Kenya’s Track and Trace System increased excise tax revenue.

Kenya implemented a track and trace system in 2013, resulting in a 20% increase in excise tax revenue between 2013 and 2016.

The Kenyan Revenue Authority estimates that the illicit cigarette trade market share declined from 12% in 2013 to 5% in 2016, a direct result of the implementation of track and trace measures.

Georgia decreased the size of the illicit tobacco market (while increasing taxes).

In Georgia, almost 50% of cigarettes sold between 2000 and 2010 were illicit. Georgia successfully implemented progressive economic reforms in its Revenue and Customs services, including requiring tax stamps on all tobacco products. Currently these are only used for tracing, though they have the capability of being used for both tracking and tracing.

As a result, illicit cigarette consumption fell to 1.5% of total consumption in 2018. This reduction in illicit consumption coincided with significant increases to Georgian excise taxes.
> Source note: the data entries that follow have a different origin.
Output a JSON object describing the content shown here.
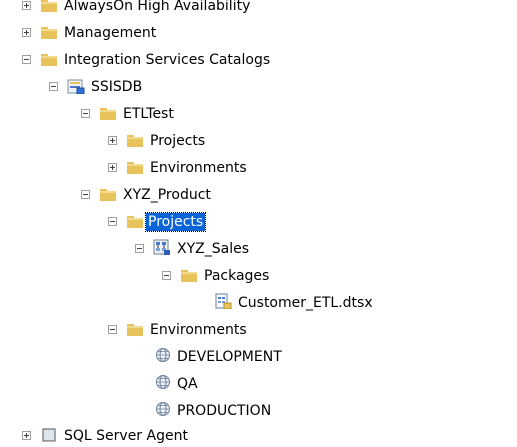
{
  "tree": {
    "alwayson": "AlwaysOn High Availability",
    "management": "Management",
    "integration": "Integration Services Catalogs",
    "ssisdb": "SSISDB",
    "etltest": "ETLTest",
    "etltest_projects": "Projects",
    "etltest_envs": "Environments",
    "xyz_product": "XYZ_Product",
    "xyz_projects": "Projects",
    "xyz_sales": "XYZ_Sales",
    "packages": "Packages",
    "package_file": "Customer_ETL.dtsx",
    "xyz_envs": "Environments",
    "env_dev": "DEVELOPMENT",
    "env_qa": "QA",
    "env_prod": "PRODUCTION",
    "bottom_partial": "SQL Server Agent"
  },
  "colors": {
    "folder": "#e8c25a",
    "selection": "#0a64d8"
  },
  "icons": {
    "folder": "folder-icon",
    "catalog": "catalog-db-icon",
    "project": "ssis-project-icon",
    "package": "package-file-icon",
    "environment": "environment-globe-icon"
  }
}
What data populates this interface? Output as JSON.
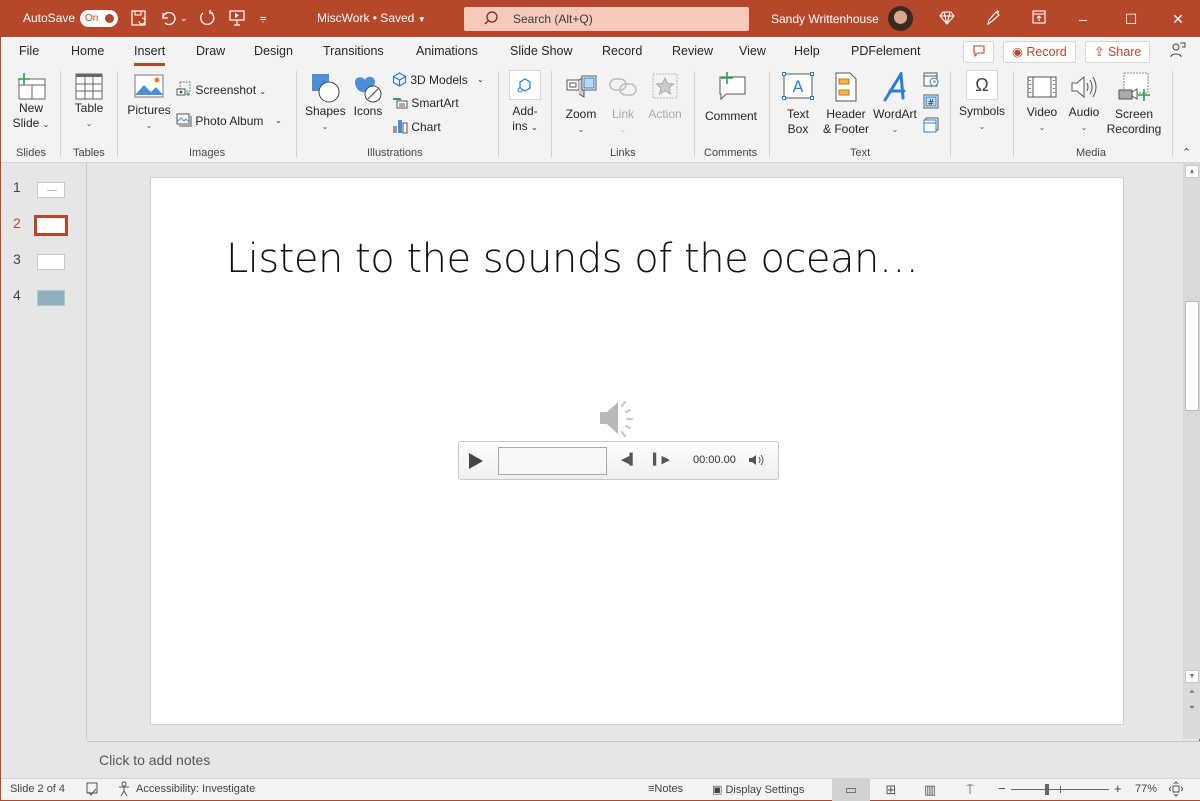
{
  "titlebar": {
    "autosave_label": "AutoSave",
    "autosave_state": "On",
    "doc_title": "MiscWork • Saved",
    "search_placeholder": "Search (Alt+Q)",
    "user_name": "Sandy Writtenhouse"
  },
  "tabs": [
    {
      "label": "File"
    },
    {
      "label": "Home"
    },
    {
      "label": "Insert",
      "active": true
    },
    {
      "label": "Draw"
    },
    {
      "label": "Design"
    },
    {
      "label": "Transitions"
    },
    {
      "label": "Animations"
    },
    {
      "label": "Slide Show"
    },
    {
      "label": "Record"
    },
    {
      "label": "Review"
    },
    {
      "label": "View"
    },
    {
      "label": "Help"
    },
    {
      "label": "PDFelement"
    }
  ],
  "tab_actions": {
    "record_label": "Record",
    "share_label": "Share"
  },
  "ribbon": {
    "groups": {
      "slides": "Slides",
      "tables": "Tables",
      "images": "Images",
      "illustrations": "Illustrations",
      "links": "Links",
      "comments": "Comments",
      "text": "Text",
      "media": "Media"
    },
    "new_slide": [
      "New",
      "Slide"
    ],
    "table": "Table",
    "pictures": "Pictures",
    "screenshot": "Screenshot",
    "photo_album": "Photo Album",
    "shapes": "Shapes",
    "icons": "Icons",
    "models_3d": "3D Models",
    "smartart": "SmartArt",
    "chart": "Chart",
    "addins": [
      "Add-",
      "ins"
    ],
    "zoom": "Zoom",
    "link": "Link",
    "action": "Action",
    "comment": "Comment",
    "text_box": [
      "Text",
      "Box"
    ],
    "header_footer": [
      "Header",
      "& Footer"
    ],
    "wordart": "WordArt",
    "symbols": "Symbols",
    "video": "Video",
    "audio": "Audio",
    "screen_recording": [
      "Screen",
      "Recording"
    ]
  },
  "thumbnails": [
    {
      "num": "1"
    },
    {
      "num": "2",
      "selected": true
    },
    {
      "num": "3"
    },
    {
      "num": "4"
    }
  ],
  "slide": {
    "title": "Listen to the sounds of the ocean…",
    "player_time": "00:00.00"
  },
  "notes": {
    "placeholder": "Click to add notes"
  },
  "status": {
    "slide_info": "Slide 2 of 4",
    "accessibility": "Accessibility: Investigate",
    "notes_label": "Notes",
    "display_settings": "Display Settings",
    "zoom_percent": "77%",
    "zoom_level": 0.77
  }
}
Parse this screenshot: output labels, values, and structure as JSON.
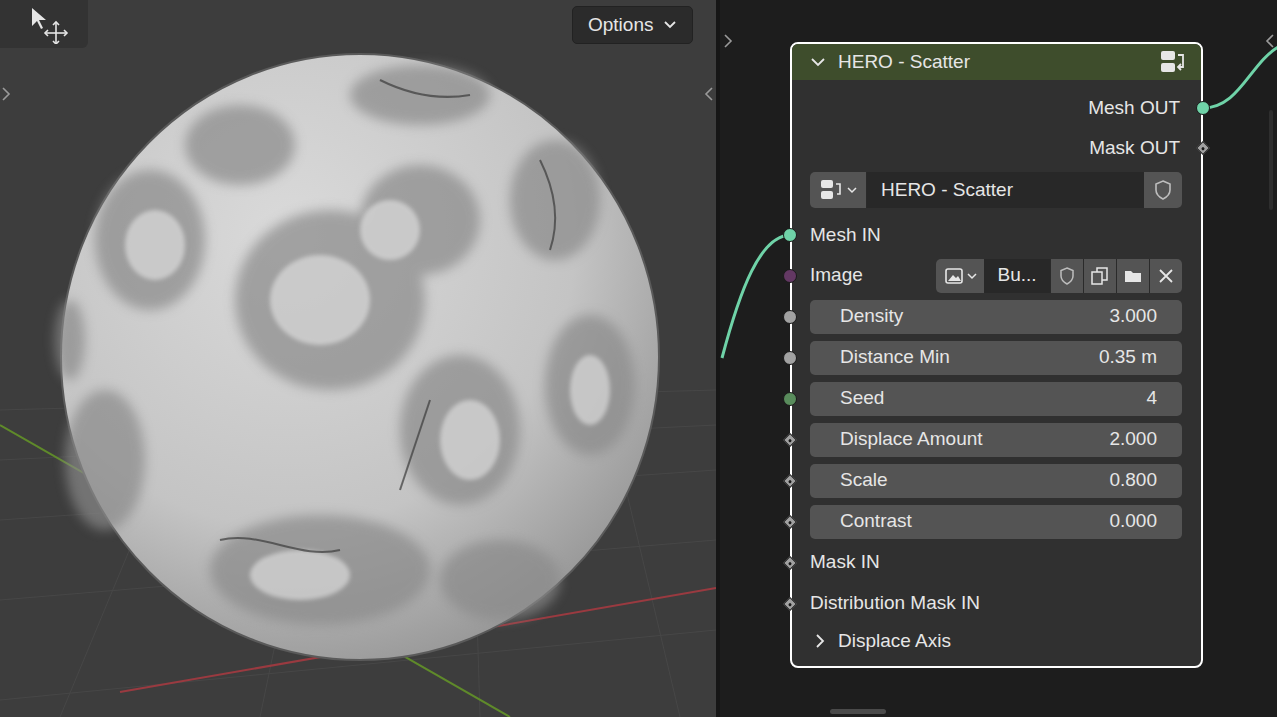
{
  "viewport": {
    "options": {
      "label": "Options"
    }
  },
  "node": {
    "title": "HERO - Scatter",
    "expanded": true,
    "selected": true,
    "outputs": [
      {
        "label": "Mesh OUT",
        "socket": "circle",
        "color": "#6fd3a8",
        "linked": true
      },
      {
        "label": "Mask OUT",
        "socket": "diamond",
        "color": "#a1a1a1",
        "linked": false
      }
    ],
    "group": {
      "name": "HERO - Scatter"
    },
    "inputs": [
      {
        "label": "Mesh IN",
        "kind": "socket",
        "socket": "circle",
        "color": "#6fd3a8",
        "linked": true
      },
      {
        "label": "Image",
        "kind": "image",
        "socket": "circle",
        "color": "#633863",
        "value": "Bu...",
        "linked": false
      },
      {
        "label": "Density",
        "kind": "field",
        "socket": "circle",
        "color": "#a1a1a1",
        "value": "3.000",
        "linked": false
      },
      {
        "label": "Distance Min",
        "kind": "field",
        "socket": "circle",
        "color": "#a1a1a1",
        "value": "0.35 m",
        "linked": false
      },
      {
        "label": "Seed",
        "kind": "field",
        "socket": "circle",
        "color": "#598c5c",
        "value": "4",
        "linked": false
      },
      {
        "label": "Displace Amount",
        "kind": "field",
        "socket": "diamond",
        "color": "#a1a1a1",
        "value": "2.000",
        "linked": false
      },
      {
        "label": "Scale",
        "kind": "field",
        "socket": "diamond",
        "color": "#a1a1a1",
        "value": "0.800",
        "linked": false
      },
      {
        "label": "Contrast",
        "kind": "field",
        "socket": "diamond",
        "color": "#a1a1a1",
        "value": "0.000",
        "linked": false
      },
      {
        "label": "Mask IN",
        "kind": "socket",
        "socket": "diamond",
        "color": "#a1a1a1",
        "linked": false
      },
      {
        "label": "Distribution Mask IN",
        "kind": "socket",
        "socket": "diamond",
        "color": "#a1a1a1",
        "linked": false
      }
    ],
    "panels": [
      {
        "label": "Displace Axis",
        "expanded": false
      }
    ]
  }
}
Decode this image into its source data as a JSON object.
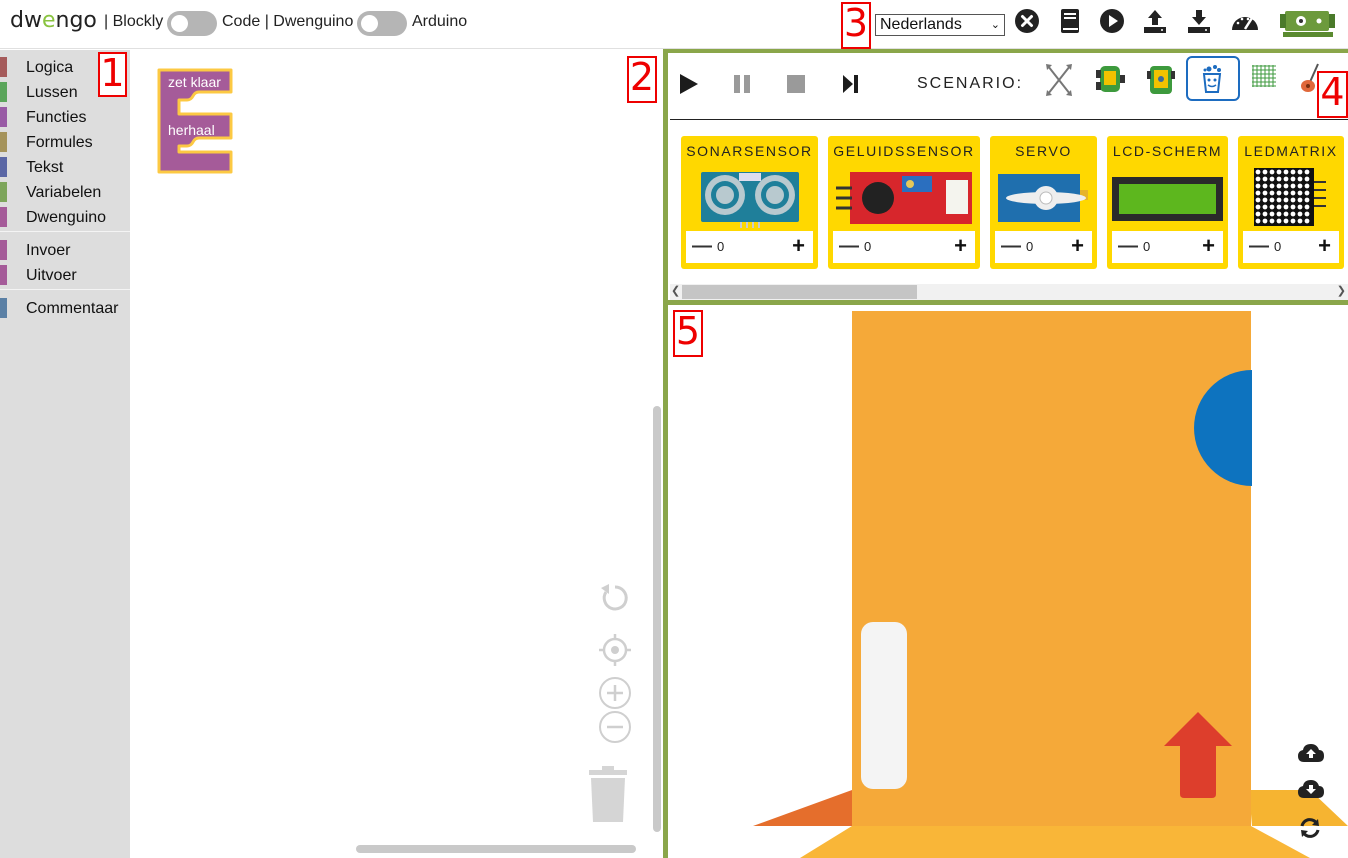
{
  "header": {
    "logo_prefix": "dw",
    "logo_e": "e",
    "logo_suffix": "ngo",
    "mode_blockly": "| Blockly",
    "mode_code": "Code | Dwenguino",
    "mode_arduino": "Arduino",
    "language": "Nederlands",
    "icons": [
      "close-circle-icon",
      "book-icon",
      "play-circle-icon",
      "upload-icon",
      "download-icon",
      "dashboard-icon",
      "robot-board-icon"
    ]
  },
  "annotations": [
    "1",
    "2",
    "3",
    "4",
    "5"
  ],
  "toolbox": {
    "categories": [
      {
        "label": "Logica",
        "color": "#a55b5b"
      },
      {
        "label": "Lussen",
        "color": "#5ba55b"
      },
      {
        "label": "Functies",
        "color": "#995ba5"
      },
      {
        "label": "Formules",
        "color": "#a5935b"
      },
      {
        "label": "Tekst",
        "color": "#5b67a5"
      },
      {
        "label": "Variabelen",
        "color": "#7da55b"
      },
      {
        "label": "Dwenguino",
        "color": "#a55b99"
      },
      {
        "label": "Invoer",
        "color": "#a55b99"
      },
      {
        "label": "Uitvoer",
        "color": "#a55b99"
      },
      {
        "label": "Commentaar",
        "color": "#5b80a5"
      }
    ]
  },
  "workspace": {
    "block_setup": "zet klaar",
    "block_loop": "herhaal",
    "block_color": "#a55b99",
    "block_outline": "#fcc943"
  },
  "simulator": {
    "controls": [
      "play-icon",
      "pause-icon",
      "stop-icon",
      "step-icon"
    ],
    "scenario_label": "SCENARIO:",
    "scenarios": [
      "arrows-scenario-icon",
      "robot-scenario-icon",
      "robot-board-scenario-icon",
      "social-robot-scenario-icon",
      "grid-scenario-icon",
      "guitar-scenario-icon"
    ],
    "selected_scenario": "social-robot-scenario-icon",
    "sensors": [
      {
        "name": "SONARSENSOR",
        "count": "0"
      },
      {
        "name": "GELUIDSSENSOR",
        "count": "0"
      },
      {
        "name": "SERVO",
        "count": "0"
      },
      {
        "name": "LCD-SCHERM",
        "count": "0"
      },
      {
        "name": "LEDMATRIX",
        "count": "0"
      }
    ],
    "scene_icons": [
      "cloud-upload-icon",
      "cloud-download-icon",
      "refresh-icon"
    ]
  },
  "colors": {
    "accent_green": "#8aa64a",
    "sensor_yellow": "#ffd800",
    "robot_orange": "#f5a939",
    "robot_blue": "#0d73bf",
    "arrow_red": "#dd3e2c"
  }
}
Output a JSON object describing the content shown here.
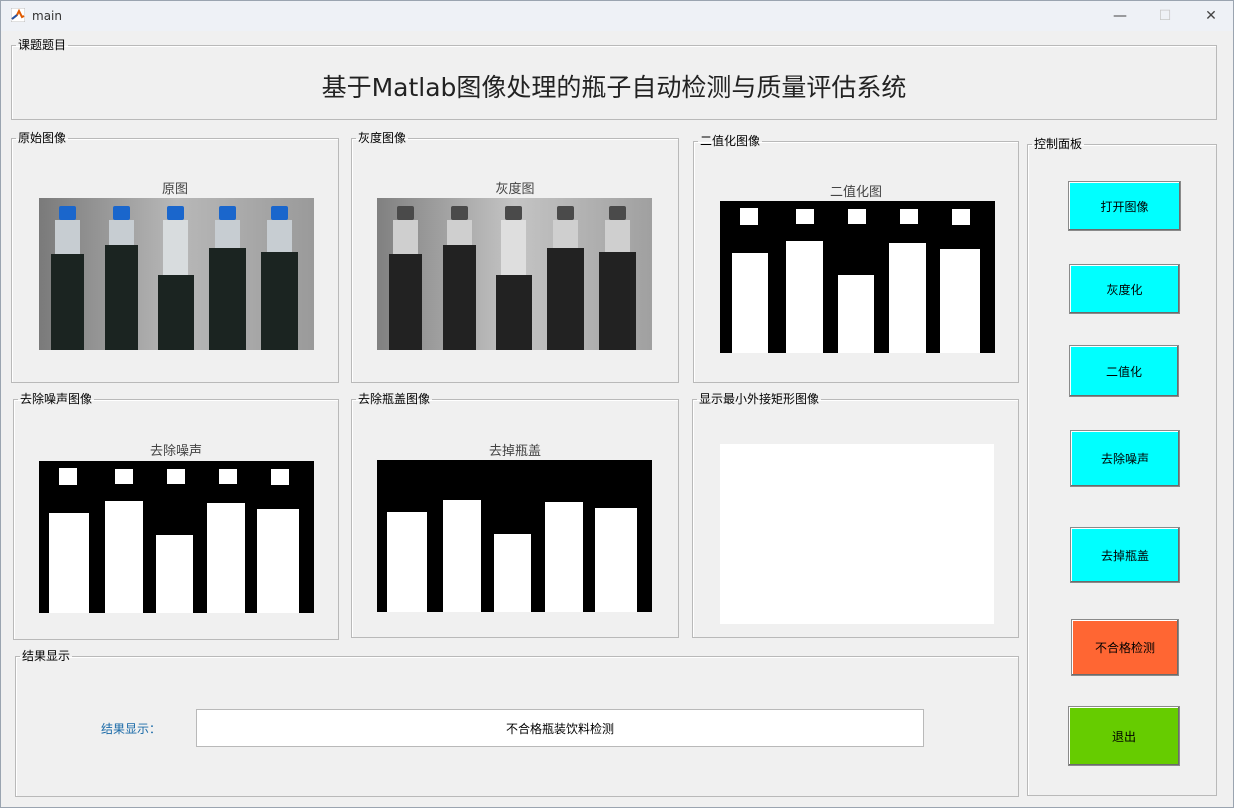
{
  "window": {
    "title": "main",
    "minimize": "—",
    "maximize": "☐",
    "close": "✕"
  },
  "header": {
    "panel_title": "课题题目",
    "heading": "基于Matlab图像处理的瓶子自动检测与质量评估系统"
  },
  "panels": {
    "original": {
      "title": "原始图像",
      "axes_title": "原图"
    },
    "gray": {
      "title": "灰度图像",
      "axes_title": "灰度图"
    },
    "binary": {
      "title": "二值化图像",
      "axes_title": "二值化图"
    },
    "denoise": {
      "title": "去除噪声图像",
      "axes_title": "去除噪声"
    },
    "capremove": {
      "title": "去除瓶盖图像",
      "axes_title": "去掉瓶盖"
    },
    "bbox": {
      "title": "显示最小外接矩形图像"
    }
  },
  "control": {
    "title": "控制面板",
    "buttons": [
      {
        "label": "打开图像",
        "color": "#00ffff"
      },
      {
        "label": "灰度化",
        "color": "#00ffff"
      },
      {
        "label": "二值化",
        "color": "#00ffff"
      },
      {
        "label": "去除噪声",
        "color": "#00ffff"
      },
      {
        "label": "去掉瓶盖",
        "color": "#00ffff"
      },
      {
        "label": "不合格检测",
        "color": "#ff6633"
      },
      {
        "label": "退出",
        "color": "#66cc00"
      }
    ]
  },
  "result": {
    "panel_title": "结果显示",
    "label": "结果显示：",
    "value": "不合格瓶装饮料检测"
  }
}
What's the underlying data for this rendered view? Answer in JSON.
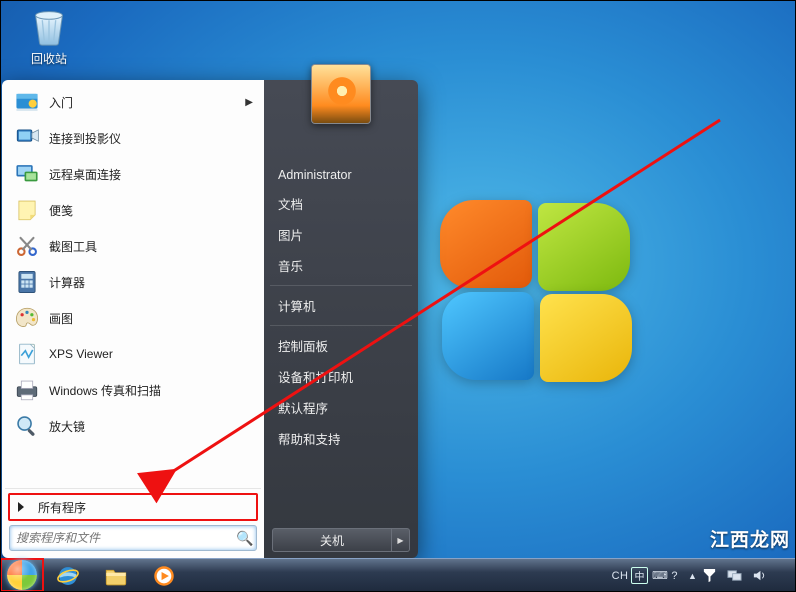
{
  "desktop": {
    "recycle_bin_label": "回收站"
  },
  "start_menu": {
    "programs": [
      {
        "id": "getting-started",
        "label": "入门",
        "has_submenu": true
      },
      {
        "id": "connect-projector",
        "label": "连接到投影仪",
        "has_submenu": false
      },
      {
        "id": "remote-desktop",
        "label": "远程桌面连接",
        "has_submenu": false
      },
      {
        "id": "sticky-notes",
        "label": "便笺",
        "has_submenu": false
      },
      {
        "id": "snipping-tool",
        "label": "截图工具",
        "has_submenu": false
      },
      {
        "id": "calculator",
        "label": "计算器",
        "has_submenu": false
      },
      {
        "id": "paint",
        "label": "画图",
        "has_submenu": false
      },
      {
        "id": "xps-viewer",
        "label": "XPS Viewer",
        "has_submenu": false
      },
      {
        "id": "fax-scan",
        "label": "Windows 传真和扫描",
        "has_submenu": false
      },
      {
        "id": "magnifier",
        "label": "放大镜",
        "has_submenu": false
      }
    ],
    "all_programs_label": "所有程序",
    "search_placeholder": "搜索程序和文件",
    "user_name": "Administrator",
    "right_links_top": [
      "文档",
      "图片",
      "音乐"
    ],
    "right_links_mid": [
      "计算机"
    ],
    "right_links_bot": [
      "控制面板",
      "设备和打印机",
      "默认程序",
      "帮助和支持"
    ],
    "shutdown_label": "关机"
  },
  "taskbar": {
    "pinned": [
      "internet-explorer",
      "file-explorer",
      "media-player"
    ],
    "tray": {
      "lang_primary": "CH",
      "lang_badge": "中",
      "time": "",
      "date": ""
    }
  },
  "watermark": "江西龙网"
}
Romania improved tobacco-control enforcement and reduced illicit trade.

In early 2010, 19% – 30% of tobacco in Romania was purchased on the illicit market. To combat this, Romania took steps to improve the enforcement of tobacco-control policies. In the first phase, from 2010 to 2012, they aimed to:

• create a better legislative framework;
• strengthen the administrative capacity of Customs; and
• focus on specific and more effective controls to curb cigarette smuggling.

By the end of 2013, the size of the illicit market had decreased to 11.4% of the total market.

Brazil brought down illicit cigarette consumption through a combination of legislation and technology.

During the 1990s, Brazil’s cigarette exports increased 8000-fold but the majority of exported cigarettes found their way back to Brazil as contraband. Brazil initially dealt with this by imposing an export tax of 150% on cigarettes sent to neighboring countries, a measure that successfully reduced the prevalence of contraband cigarettes. However, tobacco companies sued the Brazilian government, on the grounds that the export tax was against free-trade legislation, and won the lawsuit, overturning the export tax.

Between 2000 and 2006, the Brazilian government kept excise taxes low in order to out-compete illicit products by motivating the legal production and supply of cheap cigarettes. This did not work, because cigarette manufacturers did not lower their prices but instead benefitted from the low tax environment. In 2007, realising that their tax policy was not working, the government began to raise excise taxes by more than inflation, and imposed a minimum price per pack. In addition to changing its tax policy, Brazil mandated the licensing of its manufacturers and introduced a track and trace system.

The increase in excise taxes increased cigarette prices, reduced both legal and illegal cigarette consumption, and increased tax revenue. The track and trace system exposed seven manufacturers’ engagement in illicit activities and led to their closure.